The funny thing was that Dakota had once said something to her Auntie Louise, who was one of her mum’s big sisters, about how their family had grown up ‘poor’, and her auntie had burst out laughing. ‘We weren’t
poor
,’ she said, ‘we just weren’t rich. We had holidays, we had toys, we had a great life. Your mum just thought she didn’t belong out here in the lower-class suburbs.’ Then she’d gone and told the other aunties, who’d all teased her mum, but her mum didn’t give a shit, she just laughed and said, ‘
Whatevah
,’ like she was an American girl on a TV show.

Anyway, Dakota still tried her best to love and appreciate her window seats but she wasn’t very good at it. She got, like, one out of ten for appreciation.

The blind was down and she didn’t want to risk opening it and waking up her mum, so she pulled it over her head like a tent.

It was raining outside, so she couldn’t see much. Harry’s house was just a blurred, spooky shape.
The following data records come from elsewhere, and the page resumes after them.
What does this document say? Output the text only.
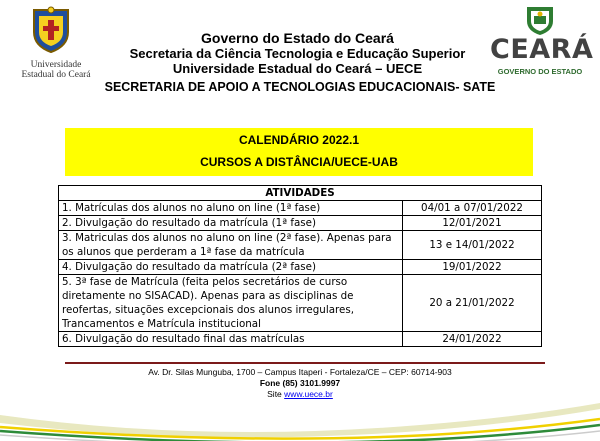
Universidade
Estadual do Ceará
CEARÁ
GOVERNO DO ESTADO
Governo do Estado do Ceará
Secretaria da Ciência Tecnologia e Educação Superior
Universidade Estadual do Ceará – UECE
SECRETARIA DE APOIO A TECNOLOGIAS EDUCACIONAIS- SATE
CALENDÁRIO 2022.1
CURSOS A DISTÂNCIA/UECE-UAB
ATIVIDADES	
1. Matrículas dos alunos no aluno on line (1ª fase)	04/01 a 07/01/2022
2. Divulgação do resultado da matrícula (1ª fase)	12/01/2021
3. Matriculas dos alunos no aluno on line (2ª fase). Apenas para os alunos que perderam a 1ª fase da matrícula	13 e 14/01/2022
4. Divulgação do resultado da matrícula (2ª fase)	19/01/2022
5. 3ª fase de Matrícula (feita pelos secretários de curso diretamente no SISACAD). Apenas para as disciplinas de reofertas, situações excepcionais dos alunos irregulares, Trancamentos e Matrícula institucional	20 a 21/01/2022
6. Divulgação do resultado final das matrículas	24/01/2022
Av. Dr. Silas Munguba, 1700 – Campus Itaperi - Fortaleza/CE – CEP: 60714-903
Fone (85) 3101.9997
Site www.uece.br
She wondered if Harry’s ghost was in there, muttering angrily, kicking stuff with the toe of his foot and occasionally turning his head to one side and spitting in disgust,
Why did it take you people so long to find my body? Are you stupid or what?

She wasn’t
glad
he was dead but she wasn’t sad either. She didn’t feel anything. There was just a big nothing feeling in her head about Harry.